Un altro paio di traduzioni poco corrette. Ned avvisa i figli di occuparsi bene dei cuccioli, dicendogli “che gli dei vi aiutino se li trascurerete, se li tormenterete, se li maltratterete” (pag. 26). Altieri non traduce “or train them badly”, “o se li addestrerete male”. Un errore più grande c’è poco dopo, quando “Inaspettatamente, a metà del ponte, Jon venne a cavalcare alla testa del gruppo” (pag. 27). Jon ha sentito qualcosa, quindi in italiano va a cavalcare alla testa del gruppo – chissà perché poi – e poi “tornò indietro al galoppo”. Giusto, se si sente qualcosa di molto fievole bisogna sempre allontanarsi per sentire meglio, e poi tornare indietro. Martin però ha scritto che “Halfway across the bridge, Jon pulled up suddenly”, cioè “si fermò improvvisamente”. Altro che andare in testa al gruppo. Ha sentito qualcosa e si ferma, quindi torna indietro. E parlando dell’ultimo meta-lupo Altieri si dimentica totalmente di tradurre che “His eyes were as red as the blood of the ragged man who had died that morning”, cioè che “i suoi occhi erano rossi come il sangue dell’uomo cencioso che era morto quella mattina”.
È la prima volta che leggo abbastanza in parallelo le due versioni, traduzione italiana e romanzo in inglese, e Altieri si è preso davvero delle libertà notevoli, non sempre giustificate da finalità espressive. Leggo in italiano per capire meglio lo svolgersi di certi eventi e per fare meno fatica, ma mi sa che per capire meglio lo spirito della storia una lettura in inglese non ci stia male.
Lasciando da parte le vicende della traduzione, mi soffermo su alcuni punti.
Fra gli uomini presenti c’è Harwin figlio di Hullen. Mi ero totalmente dimenticata di lui. Più avanti tornerà fuori, Martin non si dimentica mai dei suoi personaggi. A volte li accantona perché la loro storia non gli interessa più, ma non li dimentica, e Harwin tornerà fuori là dove non mi sarei mai aspettata di trovarlo. Una delle infinite sorprese di questa saga.

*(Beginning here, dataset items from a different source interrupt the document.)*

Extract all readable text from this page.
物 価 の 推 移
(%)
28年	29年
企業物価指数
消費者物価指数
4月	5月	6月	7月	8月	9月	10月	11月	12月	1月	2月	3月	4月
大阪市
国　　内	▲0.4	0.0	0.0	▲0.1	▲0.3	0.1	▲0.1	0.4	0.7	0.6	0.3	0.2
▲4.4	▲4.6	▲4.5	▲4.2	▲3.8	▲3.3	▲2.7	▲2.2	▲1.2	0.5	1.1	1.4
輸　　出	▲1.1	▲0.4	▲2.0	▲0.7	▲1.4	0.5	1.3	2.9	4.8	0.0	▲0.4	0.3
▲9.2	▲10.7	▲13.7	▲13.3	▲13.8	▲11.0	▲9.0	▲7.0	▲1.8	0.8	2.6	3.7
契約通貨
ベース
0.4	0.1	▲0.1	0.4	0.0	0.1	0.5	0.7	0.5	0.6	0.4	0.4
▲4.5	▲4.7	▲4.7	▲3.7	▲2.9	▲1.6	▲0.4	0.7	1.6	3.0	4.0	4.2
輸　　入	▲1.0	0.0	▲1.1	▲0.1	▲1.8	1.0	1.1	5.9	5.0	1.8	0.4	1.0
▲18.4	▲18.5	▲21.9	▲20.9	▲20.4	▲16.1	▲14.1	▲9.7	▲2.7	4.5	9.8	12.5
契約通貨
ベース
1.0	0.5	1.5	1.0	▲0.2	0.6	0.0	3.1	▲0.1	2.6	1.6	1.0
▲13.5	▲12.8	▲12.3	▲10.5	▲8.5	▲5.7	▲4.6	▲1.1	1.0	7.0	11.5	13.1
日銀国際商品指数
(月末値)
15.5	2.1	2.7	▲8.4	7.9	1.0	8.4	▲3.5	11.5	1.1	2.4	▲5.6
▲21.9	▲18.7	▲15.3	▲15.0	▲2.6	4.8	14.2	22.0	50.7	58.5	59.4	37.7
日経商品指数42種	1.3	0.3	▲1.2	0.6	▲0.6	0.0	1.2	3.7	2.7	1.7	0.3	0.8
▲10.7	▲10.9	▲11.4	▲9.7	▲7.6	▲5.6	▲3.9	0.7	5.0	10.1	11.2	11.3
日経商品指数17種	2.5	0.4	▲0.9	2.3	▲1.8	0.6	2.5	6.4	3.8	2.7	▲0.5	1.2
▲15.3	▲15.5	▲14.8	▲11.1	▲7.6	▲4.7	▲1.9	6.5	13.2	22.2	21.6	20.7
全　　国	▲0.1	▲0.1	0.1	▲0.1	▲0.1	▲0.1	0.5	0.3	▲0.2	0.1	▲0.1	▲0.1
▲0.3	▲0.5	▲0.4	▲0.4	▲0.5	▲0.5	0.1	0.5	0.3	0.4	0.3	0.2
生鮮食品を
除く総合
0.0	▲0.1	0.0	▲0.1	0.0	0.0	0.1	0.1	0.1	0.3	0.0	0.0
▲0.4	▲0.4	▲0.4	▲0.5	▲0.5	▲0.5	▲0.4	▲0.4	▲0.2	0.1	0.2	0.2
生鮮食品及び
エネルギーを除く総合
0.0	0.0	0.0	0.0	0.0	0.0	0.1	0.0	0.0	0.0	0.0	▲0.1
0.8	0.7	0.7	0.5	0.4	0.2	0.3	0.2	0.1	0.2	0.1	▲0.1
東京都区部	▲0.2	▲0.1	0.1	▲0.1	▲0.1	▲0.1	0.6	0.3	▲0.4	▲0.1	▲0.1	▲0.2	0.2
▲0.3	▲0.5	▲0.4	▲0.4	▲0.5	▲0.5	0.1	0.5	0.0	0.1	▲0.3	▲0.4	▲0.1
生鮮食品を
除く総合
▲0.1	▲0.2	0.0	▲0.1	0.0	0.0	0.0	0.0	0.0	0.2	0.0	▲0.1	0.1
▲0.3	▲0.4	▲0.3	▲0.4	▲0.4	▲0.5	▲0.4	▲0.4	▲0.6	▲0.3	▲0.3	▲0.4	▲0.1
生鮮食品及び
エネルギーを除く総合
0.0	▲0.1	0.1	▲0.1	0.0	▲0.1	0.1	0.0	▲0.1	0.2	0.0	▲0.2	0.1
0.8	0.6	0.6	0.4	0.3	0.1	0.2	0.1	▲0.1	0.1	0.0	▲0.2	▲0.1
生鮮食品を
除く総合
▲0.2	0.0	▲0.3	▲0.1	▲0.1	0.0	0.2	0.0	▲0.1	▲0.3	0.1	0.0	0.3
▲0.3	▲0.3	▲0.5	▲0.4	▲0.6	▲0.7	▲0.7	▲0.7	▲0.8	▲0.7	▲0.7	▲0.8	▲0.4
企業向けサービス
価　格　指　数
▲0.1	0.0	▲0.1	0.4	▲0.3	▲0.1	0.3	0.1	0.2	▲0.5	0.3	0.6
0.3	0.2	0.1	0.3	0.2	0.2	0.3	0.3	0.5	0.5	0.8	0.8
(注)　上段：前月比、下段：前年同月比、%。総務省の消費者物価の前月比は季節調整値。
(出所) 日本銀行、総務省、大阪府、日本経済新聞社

Bran inizia a interrogarsi sul nome da dare al cucciolo. Si interesserà a lungo, e il nome che sceglierà sarà significativo. Potrebbe essere un presagio positivo?
Spettro, il meta-lupo albino, è muto. Ancora non lo sappiamo, Martin lo dirà solo più avanti, come più avanti dirà il suo nome, ma quel meta-lupo non emette alcun suono. Come ha fatto allora Jon a sentirlo? A me viene in mente una sola risposta: lo ha percepito. I due erano legati prima ancora di incontrarsi e abbracciarsi, e Jon sente l’animale che lo chiama quando nessun altro sente nulla. E i suoi occhi sono aperti, vigili. Forse perché il suo padrone deve vedere e affrontare cose che gli altri neanche immaginano che possano esistere.
Ned dice una frase strana, che forse il meta-lupo era stato allontanato. Ma questo è impossibile. Gli altri cuccioli sono ciechi, quindi non potevano vedere che Spettro era diverso, a meno che non abbia anche un odore diverso, cosa che invece non viene mai ipotizzata. Probabilmente nella frase si riflettono pensieri di Ned relativi al fatto che chi è diverso non può essere accettato nel gruppo.
Sotto la foto c’è uno spoiler relativo a Il grande inverno. Per sicurezza lo scrivo in bianco, per leggerlo basta selezionare l’area e le mie parole appariranno per contrasto.
Robb parla con una voce determinata e imperiosa come quella del lord che un giorno diventerà (pag. 25). Robb dovrà diventare determinato molto prima di quanto chiunque possa pensare, in primo luogo quando dovrà occuparsi di Grande Inverno dopo la partenza del padre e poi, in modo molto più forte, quando chiamerà a raccolta i vessilli di guerra.